The first decision was where to compute the cohort logic. The temptation is to do it inside Power BI — it's already connected to the data and everyone knows how to read it. That was a mistake I made in v1 and fixed quickly: Power BI's DAX engine is not designed for the kind of self-joins a cohort matrix requires. Moving the computation to Python (Pandas) cut refresh time from 40 minutes to under 3 and eliminated an entire class of off-by-one errors.

Cohorts are defined by acquisition week, not month. Monthly cohorts flatten the curvature that matters most: the drop-off in weeks 2–6 is where most churn happens, and monthly aggregation hides it completely. Weekly cohorts make that visible and let the sales team see the impact of onboarding changes almost in real time.
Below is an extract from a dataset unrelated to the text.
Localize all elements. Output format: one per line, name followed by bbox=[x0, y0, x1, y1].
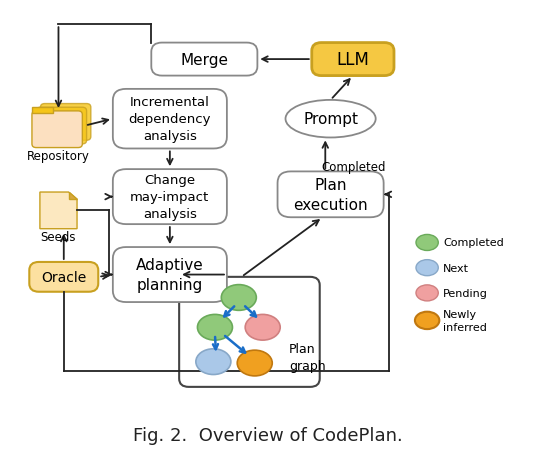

The output of the Python pipeline is a flat retention matrix written to Postgres nightly. Power BI connects to a single view — no joins, no computed columns, no DAX complexity. The report refreshes in seconds because it's reading a pre-materialized table. Any analyst can modify the underlying Python without touching the BI layer.
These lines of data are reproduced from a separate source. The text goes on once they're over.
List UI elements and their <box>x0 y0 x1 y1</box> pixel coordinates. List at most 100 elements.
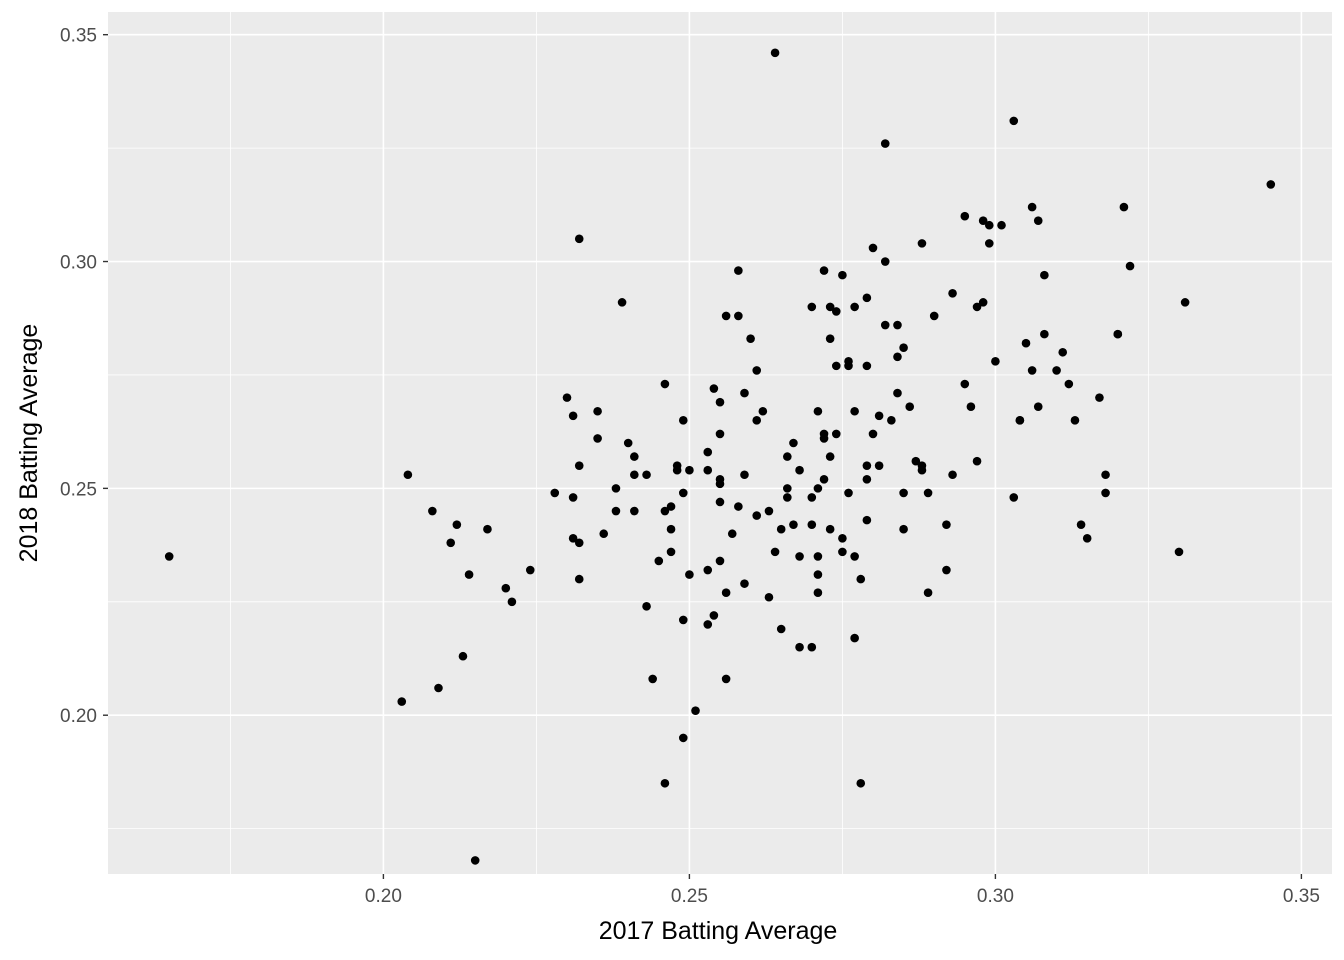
data-point <box>691 706 700 715</box>
data-point <box>807 302 817 312</box>
data-point <box>599 529 609 539</box>
data-point <box>838 270 847 280</box>
data-point <box>813 552 823 561</box>
data-point <box>789 520 798 529</box>
data-point <box>715 497 725 507</box>
data-point <box>813 484 823 493</box>
data-point <box>880 320 890 330</box>
data-point <box>831 429 841 439</box>
data-point <box>850 633 859 643</box>
data-point <box>948 288 957 298</box>
data-point <box>991 357 1000 366</box>
data-point <box>1125 261 1135 271</box>
data-point <box>403 470 413 480</box>
data-point <box>630 470 639 480</box>
data-point <box>960 379 970 389</box>
data-point <box>1101 488 1110 498</box>
data-point <box>660 379 670 389</box>
data-point <box>819 429 829 439</box>
data-point <box>997 220 1006 230</box>
data-point <box>642 470 651 480</box>
x-tick-label: 0.35 <box>1283 886 1320 907</box>
data-point <box>617 298 627 307</box>
data-point <box>783 493 792 502</box>
x-axis-title: 2017 Batting Average <box>599 917 838 945</box>
data-point <box>831 307 841 316</box>
data-point <box>795 552 804 561</box>
data-point <box>923 488 933 498</box>
data-point <box>752 511 762 520</box>
data-point <box>611 506 621 516</box>
data-point <box>1076 520 1086 529</box>
data-point <box>978 298 988 307</box>
data-point <box>929 311 939 321</box>
data-point <box>1064 379 1074 389</box>
data-point <box>868 243 878 253</box>
data-point <box>764 506 774 516</box>
data-point <box>758 406 768 416</box>
data-point <box>685 570 694 579</box>
data-point <box>568 493 578 502</box>
data-point <box>703 447 713 457</box>
data-point <box>562 393 572 402</box>
data-point <box>1174 547 1184 557</box>
data-point <box>807 493 817 502</box>
data-point <box>470 856 480 865</box>
data-point <box>1009 493 1019 502</box>
data-point <box>1082 533 1092 543</box>
data-point <box>734 502 743 511</box>
data-point <box>893 320 902 330</box>
data-point <box>764 592 774 602</box>
data-point <box>648 674 657 684</box>
data-point <box>893 388 902 398</box>
data-point <box>862 361 872 371</box>
y-tick-label: 0.30 <box>60 253 97 274</box>
data-point <box>874 411 884 421</box>
data-point <box>893 352 902 362</box>
data-point <box>776 624 786 634</box>
data-point <box>770 48 780 58</box>
data-point <box>770 547 780 557</box>
y-tick-label: 0.35 <box>60 26 97 47</box>
data-point <box>660 778 670 788</box>
data-point <box>568 533 578 543</box>
data-point <box>672 461 682 470</box>
data-point <box>960 211 970 221</box>
data-point <box>1180 298 1190 307</box>
data-point <box>795 465 804 475</box>
data-point <box>966 402 976 412</box>
data-point <box>703 620 713 629</box>
data-point <box>831 361 841 371</box>
data-point <box>917 239 927 248</box>
y-axis-ticks: 0.20 0.25 0.30 0.35 <box>60 26 108 727</box>
data-point <box>721 311 731 321</box>
data-point <box>752 416 762 425</box>
data-point <box>703 465 713 475</box>
data-point <box>1040 270 1049 280</box>
data-point <box>825 334 835 343</box>
data-point <box>464 570 474 579</box>
data-point <box>856 778 866 788</box>
data-point <box>942 520 951 529</box>
data-point <box>721 674 731 684</box>
data-point <box>501 583 511 593</box>
data-point <box>825 302 835 312</box>
data-point <box>678 488 688 498</box>
data-point <box>874 461 884 470</box>
data-point <box>880 139 890 148</box>
data-point <box>721 588 731 598</box>
data-point <box>862 461 872 470</box>
data-point <box>813 588 823 598</box>
data-point <box>525 565 535 575</box>
data-point <box>899 343 908 353</box>
data-point <box>1040 329 1049 339</box>
data-point <box>623 438 633 448</box>
data-point <box>1095 393 1104 402</box>
data-point <box>984 220 994 230</box>
data-point <box>838 547 847 557</box>
data-point <box>911 456 921 466</box>
data-point <box>642 602 651 611</box>
data-point <box>807 520 817 529</box>
data-point <box>734 266 743 275</box>
data-point <box>1070 416 1080 425</box>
For LTV, used the simplest defensible formula: ARPU ÷ (1 − retention rate). No DCF, no terminal value gymnastics. I benchmarked the output against two more sophisticated models and the difference was under 8% for mature cohorts. Investors don't want to audit your assumptions — they want to trust your number. Simple and auditable beats complex and opaque.

Cohort retention · Synthetic data

12-week retention by cohort

CohortW1W2W3W4W5W6W7W8W9W10W11W12
2024-W011007663565046434139383635
2024-W051007966585248454240383736
2024-W091007764575247444240383736
2024-W131008168605550474442403938
Hover a cell for cohort detail.
Lower
Higher

The chart above uses synthetic data illustrating the model structure. The live version covers 24 weeks across Organic, Paid, Referral, and Outbound channels. The board variant overlays ARR cohort revenue on top of retention percentages, so the same visual speaks to both retention health and revenue concentration simultaneously.

The result

  • Reporting time cut from ~16 hours/month to under 1 hour. The pipeline runs unattended nightly.
  • Channel-wise retention visibility created for the first time — one channel had a 30% higher 12-week retention rate, a finding that immediately changed acquisition strategy.
  • LTV/CAC modeling across ₹40 Cr+ in revenue now drives quarterly spend reallocation decisions at the leadership level.
  • Retention and LTV methodology presented to C-suite leadership for strategic investment decisions — zero pushback on the numbers.
LTV / CAC calculator · Live

Adjust inputs, watch ratio

5,000 ₹/month
85 %
3,000
Lifetime value (LTV)
33,333
LTV : CAC ratio
11.11
Strong
Formula: LTV = ARPU / (1 − retention). Ratio = LTV / CAC.
Healthy > 3 · Marginal 1–3 · Loss < 1.

What I'd do differently

The move from Power BI computation to Python should have happened at the design stage, not after v1 was already in use. The lesson: if a calculation is complex enough to need unit tests, it shouldn't live in a BI tool. Materializing wide tables in Postgres for BI consumption is almost always cheaper than virtualizing them — lower latency, easier to version-control, easier to audit.

The next iteration I'd want to build: a predictive LTV layer using a Beta-Geometric / NBD model instead of the static formula. For mature cohorts the difference is small, but for cohorts under 8 weeks old the static formula underestimates LTV meaningfully. That matters when you're making spend decisions based on early cohort signals.